Travaillant sur le sujet depuis plus de dix ans et ancien maire d’une commune rurale, je constate que les élus locaux sont de véritables couteaux suisses. Ils sont décideurs, gestionnaires des ressources humaines, médiateurs, urbanistes, assistants sociaux… C’est une charge mentale qui pèse 24 heures sur 24 et 7 jours sur 7. Cela fait des années que nous parlons du statut de l’élu. Il semble néanmoins que ce mandat soit indéniablement plus compliqué. Les élus ont besoin d’être protégés et rassurés. Il ne s’agit pas uniquement de revaloriser les indemnités d’élus. Il faut aussi mieux former pour permettre aux élus d’exercer les pouvoirs qui sont les leurs, accompagner notamment après le mandat, valoriser les acquis de l’expérience. C’est un ensemble. Concernant le financement, les collectivités doivent
être responsabilisées. Une part de leur budget doit être mobilisée. Mais n’oublions pas que les maires occupent des fonctions pour le compte de l’État. Ils sont une porte d’entrée vers plusieurs services du quotidien. Cela doit être reconnu, y compris dans le versement de dotations particulières. Par ailleurs, ne mettons pas les élus en porte-à-faux face à leurs budgets. Si les collectivités doivent porter seules ces mesures, elles ne se feront pas. Enfin, il faut aussi poser la question du cumul des mandats. Je fais partie des traumatisés de la fin du cumul entre les fonctions de maire et de parlementaire. Ce sujet n’est certes pas populaire. Je pense qu’il faudrait cependant réfléchir à une pincée de cumul, afin de retrouver un lien entre l’échelon national et local.
FRÉDÉRIC ROIG, maire de Pégairolles-de-l’Escalette (151 habitants), dans l’Hérault

« Maire d’un village rural depuis 28 ans, j’ai vu la situation se dégrader progressivement… »
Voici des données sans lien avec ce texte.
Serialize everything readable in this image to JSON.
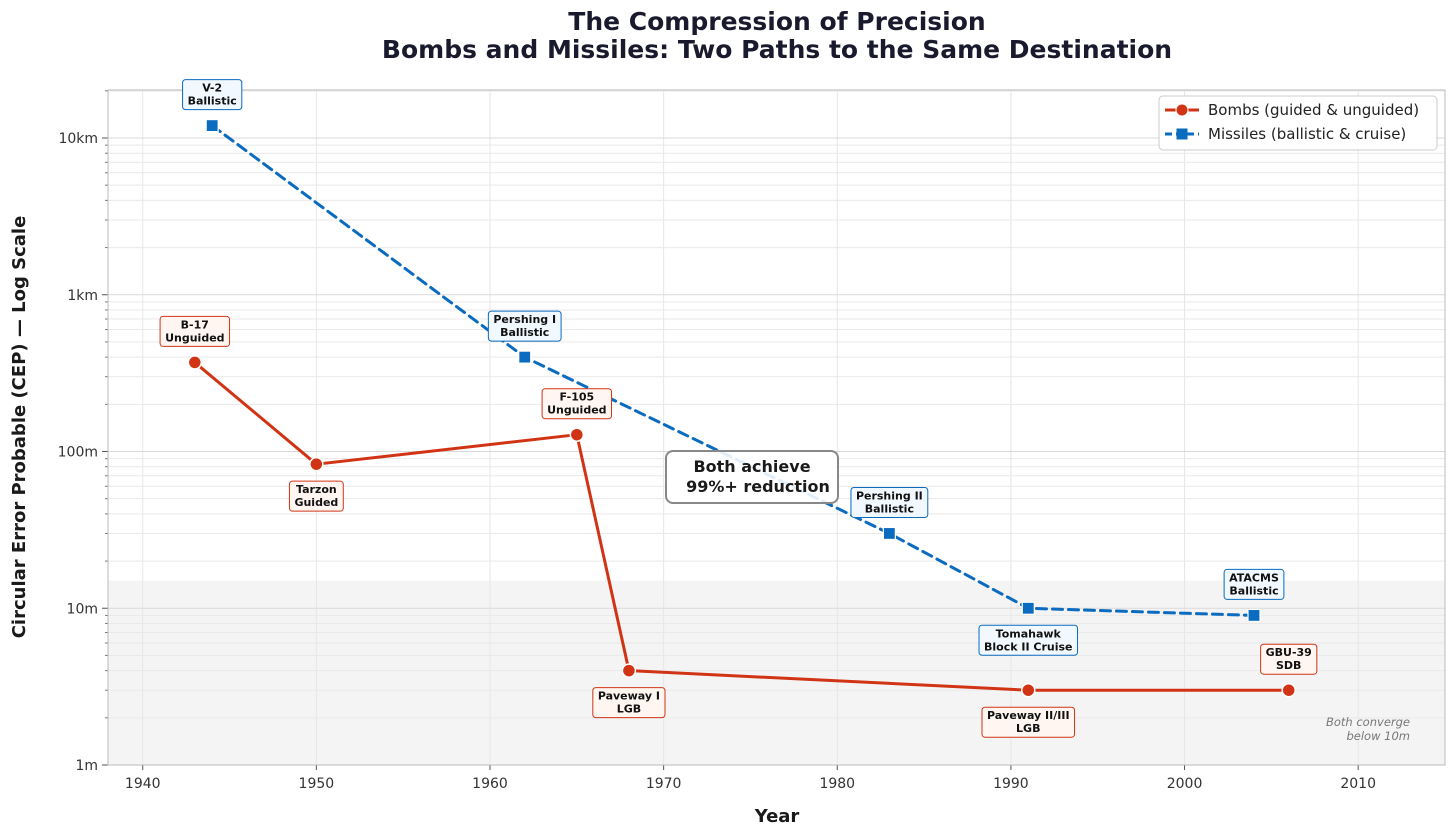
{
  "chart_data": {
    "type": "line",
    "title_lines": [
      "The Compression of Precision",
      "Bombs and Missiles: Two Paths to the Same Destination"
    ],
    "xlabel": "Year",
    "ylabel": "Circular Error Probable (CEP) — Log Scale",
    "xlim": [
      1938,
      2015
    ],
    "ylim": [
      1,
      20000
    ],
    "y_scale": "log",
    "grid": true,
    "x_ticks": [
      1940,
      1950,
      1960,
      1970,
      1980,
      1990,
      2000,
      2010
    ],
    "y_ticks": [
      {
        "value": 1,
        "label": "1m"
      },
      {
        "value": 10,
        "label": "10m"
      },
      {
        "value": 100,
        "label": "100m"
      },
      {
        "value": 1000,
        "label": "1km"
      },
      {
        "value": 10000,
        "label": "10km"
      }
    ],
    "shaded_band": {
      "from": 1,
      "to": 15,
      "color": "#f4f4f4"
    },
    "legend_position": "top-right",
    "series": [
      {
        "name": "Bombs (guided & unguided)",
        "color": "#d13414",
        "marker": "circle",
        "line_style": "solid",
        "points": [
          {
            "x": 1943,
            "y": 370,
            "label_lines": [
              "B-17",
              "Unguided"
            ],
            "label_side": "above"
          },
          {
            "x": 1950,
            "y": 83,
            "label_lines": [
              "Tarzon",
              "Guided"
            ],
            "label_side": "below"
          },
          {
            "x": 1965,
            "y": 128,
            "label_lines": [
              "F-105",
              "Unguided"
            ],
            "label_side": "above"
          },
          {
            "x": 1968,
            "y": 4,
            "label_lines": [
              "Paveway I",
              "LGB"
            ],
            "label_side": "below"
          },
          {
            "x": 1991,
            "y": 3,
            "label_lines": [
              "Paveway II/III",
              "LGB"
            ],
            "label_side": "below"
          },
          {
            "x": 2006,
            "y": 3,
            "label_lines": [
              "GBU-39",
              "SDB"
            ],
            "label_side": "above"
          }
        ]
      },
      {
        "name": "Missiles (ballistic & cruise)",
        "color": "#0a6bbf",
        "marker": "square",
        "line_style": "dashed",
        "points": [
          {
            "x": 1944,
            "y": 12000,
            "label_lines": [
              "V-2",
              "Ballistic"
            ],
            "label_side": "above"
          },
          {
            "x": 1962,
            "y": 400,
            "label_lines": [
              "Pershing I",
              "Ballistic"
            ],
            "label_side": "above"
          },
          {
            "x": 1983,
            "y": 30,
            "label_lines": [
              "Pershing II",
              "Ballistic"
            ],
            "label_side": "above"
          },
          {
            "x": 1991,
            "y": 10,
            "label_lines": [
              "Tomahawk",
              "Block II Cruise"
            ],
            "label_side": "below"
          },
          {
            "x": 2004,
            "y": 9,
            "label_lines": [
              "ATACMS",
              "Ballistic"
            ],
            "label_side": "above"
          }
        ]
      }
    ],
    "callout_lines": [
      "Both achieve",
      "99%+ reduction"
    ],
    "note_lines": [
      "Both converge",
      "below 10m"
    ]
  }
}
Être élu local relève d’un engagement de tous les instants. Dans une petite commune comme la mienne, mon rôle est autant de résoudre les avaries d’écoulement d’eaux liées au réseau que d’accompagner une famille qui vient de perdre un proche, ou être en alerte en cas d’intempérie, mais aussi régler les problèmes à l’école tout en organisant la fête du village… On se dépatouille. Être élu, ce n’est pas simplement signer des parapheurs et assister au conseil municipal. Cela doit être reconnu. Maire d’un village rural depuis 28 ans, j’ai vu la fonction se dégrader progressivement. L’action publique s’est complexifiée. D’abord, les années 2000 ont constitué
un tournant avec l’inscription du principe de précaution dans la Constitution. Nous avons basculé dans une société du contentieux avec une augmentation des recours. Aujourd’hui, le temps de préparation des projets est parfois plus long que celui des travaux. Il est plus difficile d’agir. De plus, les transferts de compétences aux collectivités des lois ALUR et NOTRe n’ont pas été suivis d’un transfert des moyens équivalents. En résulte un délitement de la prise de décision publique. Face à ces constats, nous devons agir pour simplifier l’action publique, redonner de la responsabilité aux élus locaux et lutter contre les injonctions contradictoires.
CATHERINE LHÉRITIER, maire de Valloire-sur-Cisse (311 habitants), dans le Loir-et-Cher

« Il existe un sentiment de vulnérabilité, les démissions de maires augmentent »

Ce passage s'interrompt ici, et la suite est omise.